Warum Etikettier- und Verpackungsmaschinen Schneckengetriebe verwenden
Etikettiermaschinen und Folienverpackungsmaschinen benötigen einen gemeinsamen Antrieb: eine gleichmäßige, drehzahlvariable Rotation einer Zuführwalze oder -trommel, die eine Endlosbahn (Etikettenstreifen, Schrumpffolie, Stretchfolie) mit einer exakt auf die Produktionsliniengeschwindigkeit abgestimmten Geschwindigkeit abführt. Das Schneckengetriebe sorgt für die Drehzahlreduzierung vom Kompaktmotor auf die Walzendrehzahl, die gleichmäßige Rotation, die Spannungsschwankungen der Bahn verhindert, und die Selbsthemmung, die die Bahn bei Stillstand der Linie unter kontrollierter Spannung hält.
Drei Eigenschaften von Schneckenradpaaren machen sie gegenüber Stirnrad-, Schrägverzahnungs- oder Zahnriemenalternativen für Antriebe zur Bahnverarbeitung bevorzugt.

Der Gleitkontakt von Schnecke und Schneckenrad erzeugt eine deutlich gleichmäßigere Rotation als der Wälzkontakt von Stirn- oder Schrägverzahnungen, der Schwingungen mit Eingriffsfrequenz erzeugt, die zu Bahnspannungswelligkeiten führen. Spannungswelligkeiten von über 2 bis 5 Prozent Spitze-Spitze verursachen sichtbare Etikettenfehler.
Beim Produktionsstopp muss die Etikettenbahn und -folie unter kontrollierter Spannung bleiben. Lockert die Bahn nach, führt der nächste Anlaufzyklus zu einer Spannungsänderung, die die ersten drei bis fünf Etiketten verstellt. Selbsthemmende Schneckengetriebe halten die Position der Zuführwalze und gewährleisten die Bahnspannung während der Stopps ohne separate Spannungsbremse.
Die 90-Grad-Motorausrichtung passt innerhalb des Etikettiermaschinenrahmens, ohne über die Maschinenaufstellfläche hinauszuragen. Die Drehzahlregelung per Frequenzumrichter passt die Motordrehzahl an die Liniengeschwindigkeit an – das Schneckengetriebeübersetzungsverhältnis bleibt fest, wodurch der Antrieb auf eine einstufige mechanische Untersetzung mit elektronischer Drehzahlregelung vereinfacht wird.
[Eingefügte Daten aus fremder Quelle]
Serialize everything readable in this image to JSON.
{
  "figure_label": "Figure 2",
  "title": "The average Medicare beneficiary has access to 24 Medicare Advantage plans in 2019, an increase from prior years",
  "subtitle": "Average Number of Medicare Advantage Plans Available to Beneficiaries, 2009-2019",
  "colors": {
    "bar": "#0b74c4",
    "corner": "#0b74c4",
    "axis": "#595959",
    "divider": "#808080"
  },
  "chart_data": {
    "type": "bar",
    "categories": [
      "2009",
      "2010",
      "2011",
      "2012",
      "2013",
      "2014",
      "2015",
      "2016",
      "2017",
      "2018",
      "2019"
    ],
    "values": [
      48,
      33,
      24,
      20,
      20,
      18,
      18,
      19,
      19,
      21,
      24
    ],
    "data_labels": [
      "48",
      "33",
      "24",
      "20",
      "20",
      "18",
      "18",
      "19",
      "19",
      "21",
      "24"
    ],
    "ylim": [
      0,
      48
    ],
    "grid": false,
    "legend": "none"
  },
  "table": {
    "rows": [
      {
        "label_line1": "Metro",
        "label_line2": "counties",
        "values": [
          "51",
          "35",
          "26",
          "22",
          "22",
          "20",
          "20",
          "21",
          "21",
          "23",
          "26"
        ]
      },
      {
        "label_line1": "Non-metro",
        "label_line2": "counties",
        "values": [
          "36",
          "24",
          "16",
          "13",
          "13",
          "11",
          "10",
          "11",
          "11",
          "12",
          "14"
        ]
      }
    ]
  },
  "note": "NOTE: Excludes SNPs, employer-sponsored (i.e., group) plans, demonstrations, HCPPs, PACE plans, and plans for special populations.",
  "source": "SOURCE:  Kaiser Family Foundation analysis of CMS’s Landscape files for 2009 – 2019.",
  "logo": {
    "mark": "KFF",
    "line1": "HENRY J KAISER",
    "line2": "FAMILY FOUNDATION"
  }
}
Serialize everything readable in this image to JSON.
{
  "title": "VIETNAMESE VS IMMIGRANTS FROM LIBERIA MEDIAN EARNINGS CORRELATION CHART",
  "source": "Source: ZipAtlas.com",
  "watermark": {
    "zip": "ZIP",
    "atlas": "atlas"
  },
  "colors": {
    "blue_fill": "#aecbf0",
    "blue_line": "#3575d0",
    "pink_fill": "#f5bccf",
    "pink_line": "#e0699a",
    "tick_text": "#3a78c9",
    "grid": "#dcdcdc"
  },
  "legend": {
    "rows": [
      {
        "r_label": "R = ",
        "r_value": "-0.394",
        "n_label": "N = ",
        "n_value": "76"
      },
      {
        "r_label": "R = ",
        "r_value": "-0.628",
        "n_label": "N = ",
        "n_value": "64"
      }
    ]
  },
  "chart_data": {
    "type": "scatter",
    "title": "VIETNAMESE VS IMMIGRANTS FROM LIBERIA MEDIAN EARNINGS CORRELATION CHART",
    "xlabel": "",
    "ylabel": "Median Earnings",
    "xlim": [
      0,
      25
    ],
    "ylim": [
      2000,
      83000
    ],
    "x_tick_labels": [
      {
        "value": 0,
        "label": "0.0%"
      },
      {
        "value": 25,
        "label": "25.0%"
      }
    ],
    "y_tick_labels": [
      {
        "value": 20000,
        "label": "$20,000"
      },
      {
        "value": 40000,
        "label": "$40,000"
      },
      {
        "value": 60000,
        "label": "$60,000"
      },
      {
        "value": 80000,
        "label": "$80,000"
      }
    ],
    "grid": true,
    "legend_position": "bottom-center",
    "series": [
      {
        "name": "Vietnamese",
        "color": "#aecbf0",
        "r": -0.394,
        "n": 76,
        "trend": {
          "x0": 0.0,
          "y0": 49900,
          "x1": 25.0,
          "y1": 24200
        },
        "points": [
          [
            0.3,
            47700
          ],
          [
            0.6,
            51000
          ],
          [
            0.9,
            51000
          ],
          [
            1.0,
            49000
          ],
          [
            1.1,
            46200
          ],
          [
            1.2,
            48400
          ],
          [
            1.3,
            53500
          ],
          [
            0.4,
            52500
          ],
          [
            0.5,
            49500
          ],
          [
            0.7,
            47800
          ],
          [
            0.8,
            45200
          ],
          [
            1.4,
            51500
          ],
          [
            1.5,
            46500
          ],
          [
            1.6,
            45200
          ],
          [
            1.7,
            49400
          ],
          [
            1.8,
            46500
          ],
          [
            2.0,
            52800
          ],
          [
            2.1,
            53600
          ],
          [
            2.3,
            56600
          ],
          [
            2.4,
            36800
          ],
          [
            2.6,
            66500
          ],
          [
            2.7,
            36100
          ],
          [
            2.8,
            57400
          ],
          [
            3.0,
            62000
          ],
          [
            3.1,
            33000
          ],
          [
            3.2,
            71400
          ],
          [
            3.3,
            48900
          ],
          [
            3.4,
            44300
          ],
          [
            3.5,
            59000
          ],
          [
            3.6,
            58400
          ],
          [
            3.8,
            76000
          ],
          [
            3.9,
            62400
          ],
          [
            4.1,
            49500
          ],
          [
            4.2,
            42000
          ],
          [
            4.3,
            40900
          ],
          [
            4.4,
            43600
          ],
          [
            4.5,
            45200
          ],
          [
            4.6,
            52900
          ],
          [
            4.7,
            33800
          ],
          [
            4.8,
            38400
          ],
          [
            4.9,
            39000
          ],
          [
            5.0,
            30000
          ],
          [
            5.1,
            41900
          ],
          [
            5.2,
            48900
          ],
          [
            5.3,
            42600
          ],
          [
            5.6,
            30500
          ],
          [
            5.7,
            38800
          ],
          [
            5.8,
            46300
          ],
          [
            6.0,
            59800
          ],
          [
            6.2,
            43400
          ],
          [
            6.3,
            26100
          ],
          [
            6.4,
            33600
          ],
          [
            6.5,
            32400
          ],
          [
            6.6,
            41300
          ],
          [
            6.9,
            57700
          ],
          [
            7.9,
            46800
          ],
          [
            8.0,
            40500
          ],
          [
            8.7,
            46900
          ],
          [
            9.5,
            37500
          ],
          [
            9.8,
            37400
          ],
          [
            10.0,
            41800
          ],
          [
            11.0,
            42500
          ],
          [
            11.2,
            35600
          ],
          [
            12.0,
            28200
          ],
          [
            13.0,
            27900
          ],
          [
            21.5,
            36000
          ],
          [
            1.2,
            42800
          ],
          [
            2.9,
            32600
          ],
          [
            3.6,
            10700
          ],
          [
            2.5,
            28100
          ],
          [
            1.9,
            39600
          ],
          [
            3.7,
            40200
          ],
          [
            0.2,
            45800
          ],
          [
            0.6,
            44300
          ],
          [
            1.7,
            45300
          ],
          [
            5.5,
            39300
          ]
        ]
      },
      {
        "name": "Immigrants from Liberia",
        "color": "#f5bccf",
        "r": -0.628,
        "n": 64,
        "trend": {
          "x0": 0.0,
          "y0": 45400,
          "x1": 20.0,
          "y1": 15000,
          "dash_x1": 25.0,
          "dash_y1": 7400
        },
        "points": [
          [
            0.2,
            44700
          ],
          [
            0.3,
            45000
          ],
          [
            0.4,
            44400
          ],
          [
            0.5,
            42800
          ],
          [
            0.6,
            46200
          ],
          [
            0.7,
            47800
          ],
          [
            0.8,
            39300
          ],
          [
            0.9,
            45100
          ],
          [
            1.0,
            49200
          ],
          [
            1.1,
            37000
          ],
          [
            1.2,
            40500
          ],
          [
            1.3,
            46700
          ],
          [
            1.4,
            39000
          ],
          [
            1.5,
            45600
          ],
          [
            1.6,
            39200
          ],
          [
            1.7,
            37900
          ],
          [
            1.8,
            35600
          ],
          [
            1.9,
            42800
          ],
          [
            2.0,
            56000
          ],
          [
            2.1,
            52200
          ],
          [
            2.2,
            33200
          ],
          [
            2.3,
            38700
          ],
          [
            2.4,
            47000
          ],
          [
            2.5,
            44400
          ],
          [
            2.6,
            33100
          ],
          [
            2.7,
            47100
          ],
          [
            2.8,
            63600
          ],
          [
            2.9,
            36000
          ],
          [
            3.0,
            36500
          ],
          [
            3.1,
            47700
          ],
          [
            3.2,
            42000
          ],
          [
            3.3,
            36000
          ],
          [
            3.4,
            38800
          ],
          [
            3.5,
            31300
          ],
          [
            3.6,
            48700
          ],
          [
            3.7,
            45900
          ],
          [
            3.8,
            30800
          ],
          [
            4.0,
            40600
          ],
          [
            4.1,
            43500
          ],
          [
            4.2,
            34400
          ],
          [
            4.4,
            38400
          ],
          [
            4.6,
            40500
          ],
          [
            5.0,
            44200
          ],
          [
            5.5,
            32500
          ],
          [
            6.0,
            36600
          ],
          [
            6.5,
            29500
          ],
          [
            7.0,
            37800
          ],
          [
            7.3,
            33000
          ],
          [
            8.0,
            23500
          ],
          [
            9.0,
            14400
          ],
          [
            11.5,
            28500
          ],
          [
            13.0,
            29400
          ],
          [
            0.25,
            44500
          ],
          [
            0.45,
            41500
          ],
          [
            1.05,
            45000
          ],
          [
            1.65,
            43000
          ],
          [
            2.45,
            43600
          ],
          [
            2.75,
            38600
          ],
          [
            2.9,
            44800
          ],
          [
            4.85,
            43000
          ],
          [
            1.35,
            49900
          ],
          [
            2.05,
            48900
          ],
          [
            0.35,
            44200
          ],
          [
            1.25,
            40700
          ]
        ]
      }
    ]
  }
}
Spannungsregelungsempfindlichkeit – wie das Spiel im Schneckengetriebe zu Fehlausrichtungen der Beschriftung führt
Der Mechanismus, der das Spiel im Schneckengetriebe mit der Etikettenpositionierung verknüpft, ist einfach: Wenn die Zuführwalze die Beladungsrichtung umkehrt (was bei jeder Änderung der Bandgeschwindigkeit, jedem Start-Stopp-Zyklus und jeder Spannungsregelung geschieht), dreht sich die Walze frei durch den Spielbogen, bevor die Zahnräder auf der gegenüberliegenden Seite wieder in Eingriff kommen. Während dieser freien Drehung wird die Bahn ohne Spannungsregelung abgegeben, was zu einem unkontrollierten Vor- oder Rücklauf der Etikettenbahn um eine Strecke führt, die proportional zum Spielwinkel und zum Walzendurchmesser ist.
Die nachstehende Tabelle wendet diese Formel auf gängige Walzendurchmesser und Spielwerte an und zeigt den Etikettenpositionsfehler pro Lastumkehrereignis.
Die Tabelle zeigt, dass ein Standard-Schneckengetriebe mit 10 Bogenminuten Spiel und einer 80-mm-Zuführwalze allein durch das Getriebe 46 Prozent des Toleranzbudgets für die Etikettenregistrierung (0,23 mm von ± 0,5 mm) beansprucht – sodass nur noch 0,27 mm für alle anderen Fehlerquellen (Bahndehnung, Stanzabweichungen, Flaschenposition, Applikator-Timing) übrig bleiben. Bei 15 Bogenminuten und einer 120-mm-Walze überschreitet das Getriebe das gesamte Toleranzbudget um 0,52 mm. Für alle Etikettieranwendungen mit einer Registrierungstoleranz von ± 0,5 mm oder weniger sind Standard-Schneckengetriebe mit mehr als 10 Bogenminuten Spiel grenzwertig oder nicht konform. Duplex-Getriebe mit 2 Bogenminuten beanspruchen nur 5 bis 14 Prozent des Toleranzbudgets – sodass 86 bis 95 Prozent für andere Fehlerquellen verbleiben.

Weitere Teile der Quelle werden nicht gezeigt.